Buchhandel (zu Recht?) sauer auf eigene Spitzenfunktionäre / Gefahr für die Preisbindung – und für die Existenz kleinerer Buchhandlungen befürchtet

Die österreichischen Buchhändler laufen derzeit Sturm, sowohl gegen die Bundesbeschaffungsgesellschaft BBG, zuständig für die Rationalisierung der Einkäufe des Bundes, aber auch gegen Dr. Anton Hilscher, Manz und Morawa-Geschäftsführer Gerald Schantin, die beiden Präsidiumsmitglieder des eigenen Hauptverbands. Aus Linz und Wien würden bereits Rücktrittsrufe an Hilscher und Schantin laut – das berichtete der „STANDARD“ am Wochenende.

Was das Sortiment erregt: Künftig sollen Ministerien und andere öffentliche Institutionen des Bundes ihren Bucheinkauf allein über Morawa abwickeln. Der STANDARD erklärt die Aufregung über diese Entscheidung: „Für viele mittelständische Buchunternehmer in ganz Österreich, die ihre Einkünfte bisher wesentlich durch die öffentlichen Aufträge konsolidierten, kann die Monopolisierung des Einkaufs in die Katastrophe führen.“

Im Buchhandel ist man aber nicht nur sauer auf die BBG und ihre Vergabepraxis, sondern auch auf die Rolle, die ihre beiden Spitzenfunktionäre dabei gespielt hätten. Sie werfen den beiden vor, massiv gegen die gesetzliche österreichische Buchpreisbindung agiert zu haben. Ein Wiener Sortimenter erklärt uns die Verbitterung: „16% Nachlaß zu den gesetzlich möglichen 5% sind ja nicht ohne.“ Das nämlich habe Morawa der BBG zugesagt.
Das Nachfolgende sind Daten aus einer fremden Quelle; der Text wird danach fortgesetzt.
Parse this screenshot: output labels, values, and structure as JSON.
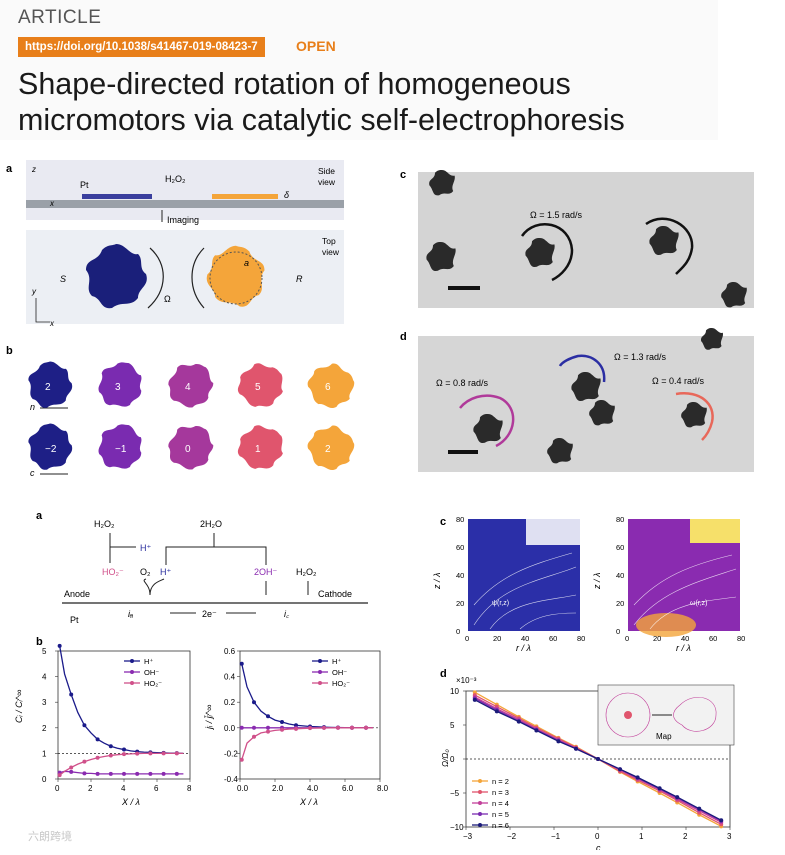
{
  "header": {
    "article_type": "ARTICLE",
    "doi": "https://doi.org/10.1038/s41467-019-08423-7",
    "open_access": "OPEN",
    "title_line1": "Shape-directed rotation of homogeneous",
    "title_line2": "micromotors via catalytic self-electrophoresis"
  },
  "figure1": {
    "panel_a": {
      "letter": "a",
      "pt_label": "Pt",
      "h2o2_label": "H₂O₂",
      "side_view": [
        "Side",
        "view"
      ],
      "top_view": [
        "Top",
        "view"
      ],
      "delta": "δ",
      "imaging": "Imaging",
      "axis_z": "z",
      "axis_x": "x",
      "axis_y": "y",
      "s_label": "S",
      "r_label": "R",
      "omega_label": "Ω",
      "a_label": "a",
      "colors": {
        "blue_motor": "#1a1f7a",
        "orange_motor": "#f4a53a",
        "pt_bar": "#3a3f9e"
      }
    },
    "panel_b": {
      "letter": "b",
      "row1_values": [
        "2",
        "3",
        "4",
        "5",
        "6"
      ],
      "row1_axis": "n",
      "row2_values": [
        "−2",
        "−1",
        "0",
        "1",
        "2"
      ],
      "row2_axis": "c",
      "row1_colors": [
        "#1e1f86",
        "#7a2bb0",
        "#a5389c",
        "#e0556d",
        "#f4a53a"
      ],
      "row2_colors": [
        "#1e1f86",
        "#7a2bb0",
        "#a5389c",
        "#e0556d",
        "#f4a53a"
      ]
    },
    "panel_c": {
      "letter": "c",
      "omega": "Ω = 1.5 rad/s"
    },
    "panel_d": {
      "letter": "d",
      "omega_left": "Ω = 0.8 rad/s",
      "omega_center": "Ω = 1.3 rad/s",
      "omega_right": "Ω = 0.4 rad/s",
      "arrow_colors": [
        "#b03a9a",
        "#2b2ea3",
        "#e8685a"
      ]
    }
  },
  "figure2": {
    "panel_a": {
      "letter": "a",
      "species": [
        "H₂O₂",
        "H⁺",
        "2H₂O",
        "HO₂⁻",
        "O₂",
        "H⁺",
        "2OH⁻",
        "H₂O₂"
      ],
      "anode": "Anode",
      "cathode": "Cathode",
      "pt": "Pt",
      "ia": "iₐ",
      "electrons": "2e⁻",
      "ic": "i꜀"
    },
    "panel_b": {
      "letter": "b",
      "left_ylabel": "Cᵢ / Cᵢ^∞",
      "xlabel": "X / λ",
      "right_ylabel": "jᵢ / j̄ᵢ^∞",
      "legend": [
        "H⁺",
        "OH⁻",
        "HO₂⁻"
      ]
    },
    "panel_c": {
      "letter": "c",
      "ylabel": "z / λ",
      "xlabel": "r / λ",
      "left_annotation": "ψ(r,z)",
      "right_annotation": "ω(r,z)",
      "ticks": [
        "0",
        "20",
        "40",
        "60",
        "80"
      ]
    },
    "panel_d": {
      "letter": "d",
      "exponent": "×10⁻³",
      "ylabel": "Ω/Ω₀",
      "xlabel": "c",
      "inset_label": "Map",
      "legend": [
        "n = 2",
        "n = 3",
        "n = 4",
        "n = 5",
        "n = 6"
      ]
    }
  },
  "watermark": "六朗跨境",
  "chart_data": [
    {
      "type": "line",
      "title": "",
      "xlabel": "X / λ",
      "ylabel": "Cᵢ / Cᵢ^∞",
      "xlim": [
        0,
        8
      ],
      "ylim": [
        0,
        5
      ],
      "x": [
        0.1,
        0.4,
        0.8,
        1.2,
        1.6,
        2.0,
        2.4,
        2.8,
        3.2,
        3.6,
        4.0,
        4.4,
        4.8,
        5.2,
        5.6,
        6.0,
        6.4,
        6.8,
        7.2,
        7.6
      ],
      "series": [
        {
          "name": "H⁺",
          "color": "#1b1b8a",
          "values": [
            5.2,
            4.1,
            3.3,
            2.6,
            2.1,
            1.8,
            1.55,
            1.4,
            1.28,
            1.2,
            1.15,
            1.1,
            1.07,
            1.05,
            1.04,
            1.03,
            1.02,
            1.01,
            1.01,
            1.0
          ]
        },
        {
          "name": "OH⁻",
          "color": "#8a2bb0",
          "values": [
            0.25,
            0.3,
            0.28,
            0.25,
            0.22,
            0.22,
            0.2,
            0.2,
            0.2,
            0.2,
            0.2,
            0.2,
            0.2,
            0.2,
            0.2,
            0.2,
            0.2,
            0.2,
            0.2,
            0.2
          ]
        },
        {
          "name": "HO₂⁻",
          "color": "#d0508a",
          "values": [
            0.15,
            0.3,
            0.45,
            0.58,
            0.68,
            0.76,
            0.83,
            0.88,
            0.92,
            0.95,
            0.97,
            0.98,
            0.99,
            1.0,
            1.0,
            1.0,
            1.0,
            1.0,
            1.0,
            1.0
          ]
        }
      ],
      "reference_line": 1
    },
    {
      "type": "line",
      "title": "",
      "xlabel": "X / λ",
      "ylabel": "jᵢ / j̄ᵢ^∞",
      "xlim": [
        0,
        8
      ],
      "ylim": [
        -0.4,
        0.6
      ],
      "x": [
        0.1,
        0.4,
        0.8,
        1.2,
        1.6,
        2.0,
        2.4,
        2.8,
        3.2,
        3.6,
        4.0,
        4.4,
        4.8,
        5.2,
        5.6,
        6.0,
        6.4,
        6.8,
        7.2,
        7.6
      ],
      "series": [
        {
          "name": "H⁺",
          "color": "#1b1b8a",
          "values": [
            0.5,
            0.32,
            0.2,
            0.13,
            0.09,
            0.06,
            0.045,
            0.03,
            0.02,
            0.015,
            0.01,
            0.008,
            0.005,
            0.003,
            0.002,
            0.001,
            0,
            0,
            0,
            0
          ]
        },
        {
          "name": "OH⁻",
          "color": "#8a2bb0",
          "values": [
            0.0,
            0.0,
            0.0,
            0.0,
            0.0,
            0.0,
            0.0,
            0.0,
            0.0,
            0.0,
            0.0,
            0.0,
            0.0,
            0.0,
            0.0,
            0.0,
            0.0,
            0.0,
            0.0,
            0.0
          ]
        },
        {
          "name": "HO₂⁻",
          "color": "#d0508a",
          "values": [
            -0.25,
            -0.12,
            -0.07,
            -0.04,
            -0.03,
            -0.02,
            -0.015,
            -0.01,
            -0.008,
            -0.005,
            -0.003,
            -0.002,
            -0.001,
            0,
            0,
            0,
            0,
            0,
            0,
            0
          ]
        }
      ]
    },
    {
      "type": "line",
      "title": "",
      "xlabel": "c",
      "ylabel": "Ω/Ω₀",
      "xlim": [
        -3,
        3
      ],
      "ylim": [
        -10,
        10
      ],
      "x": [
        -2.8,
        -2.3,
        -1.8,
        -1.4,
        -0.9,
        -0.5,
        0,
        0.5,
        0.9,
        1.4,
        1.8,
        2.3,
        2.8
      ],
      "series": [
        {
          "name": "n = 2",
          "color": "#f4a53a",
          "values": [
            9.8,
            8.0,
            6.2,
            4.8,
            3.1,
            1.8,
            0,
            -1.9,
            -3.3,
            -5.0,
            -6.4,
            -8.2,
            -9.9
          ]
        },
        {
          "name": "n = 3",
          "color": "#e0556d",
          "values": [
            9.4,
            7.7,
            6.0,
            4.6,
            3.0,
            1.7,
            0,
            -1.8,
            -3.1,
            -4.7,
            -6.1,
            -7.9,
            -9.6
          ]
        },
        {
          "name": "n = 4",
          "color": "#c2409a",
          "values": [
            9.1,
            7.4,
            5.8,
            4.4,
            2.8,
            1.6,
            0,
            -1.6,
            -2.9,
            -4.5,
            -5.9,
            -7.6,
            -9.3
          ]
        },
        {
          "name": "n = 5",
          "color": "#7a2bb0",
          "values": [
            8.9,
            7.2,
            5.6,
            4.3,
            2.7,
            1.5,
            0,
            -1.5,
            -2.8,
            -4.4,
            -5.7,
            -7.4,
            -9.1
          ]
        },
        {
          "name": "n = 6",
          "color": "#1b1b7a",
          "values": [
            8.7,
            7.0,
            5.5,
            4.2,
            2.6,
            1.5,
            0,
            -1.5,
            -2.7,
            -4.3,
            -5.6,
            -7.3,
            -9.0
          ]
        }
      ]
    }
  ]
}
Der Wiener Buchhändler weiter: „Wie würde das deutsche Sortiment reagieren, wenn die zwei höchsten Repräsentanten des Börsenvereins, der Präsident und sein Vize, Vertreter jener Firmen sind, die sich um die Preisbindung nicht scheren, die durch den Vorteil ihrer Größe den kleineren Sortimentern wichtige Geschäftsverbindungen ruinieren.“

Besonders perfid sei die Vorgangsweise von Morawa, der über seine Buchhandlung als Mitglied einer Bietergemeinschaft (Springer, Schweitzerische Verlagsbuchhandlung und
Facultas) auftrat, im Rahmen der gesetzlichen 5% Regelung, jedoch auch als Großhändler Morawa über die Geschäftsstelle Traun/OÖ mit 16% in den Ring gestiegen sei.

Sauer ist an im Buchhandel laut STANDARD aber auch auf andere Kollegenfirmen, etwa auf Frick und Nexus, die beide 15% Nachlaß angeboten hatten. Und eben auch auf Manz, der immerhin mit einem Angebot von 10,6 % ebenfalls das Preisbindungsgesetz unterlaufen habe.

Jetzt hofft man im Handel, dass die deutschen Verlage Druck auf ihren Auslieferer machen – und auf Einsicht bei den Behörden.

Bei Lichte betrachtet, sieht die Welt in Österreich etwas anders aus – was die neue Vergabepraxis des Ministeriums an sich nicht harmloser macht: Die Vorwürfe an Gerald Schantin treffen den Falschen.

Er leitet den Morawa BUCH-Zweig, der mit dem Angebot, das eine Tochterfirma des PRESSE-Vertriebs abgegeben hat, nichts zu tun hat und auch davon nichts gewusst hat, wie er dem SCHWARZER BRIEF schon versichert hat: Schantin hat zwar wie andere Buchhandlungen auch mit angeboten, aber nur mit den üblichen 5 %. Das kritisierte Angebot kommt von der Firma Morawa Business Subscription, die im wesentlichen Fachzeitschriften an Behörden liefert und nach uns vorliegenden Informationen im Rahmen ihres Angebotes die Bücher auch nur mit 5 % (was zulässig wäre) angeboten habe – was dann in der Mischkalkulation trotzdem die 16 % ergeben hat, über die der Handel sich aufregt.

Ähnlich ist auch Dr. Anton Hilscher wohl zu Unrecht im Visier der Kritiker – auch er ist der Falsche: Er hat das operative Geschäft seines Hauses längst abgegeben und soll von seinem eigenen Haus und dessen überhöhtem Angebot überrascht worden sein.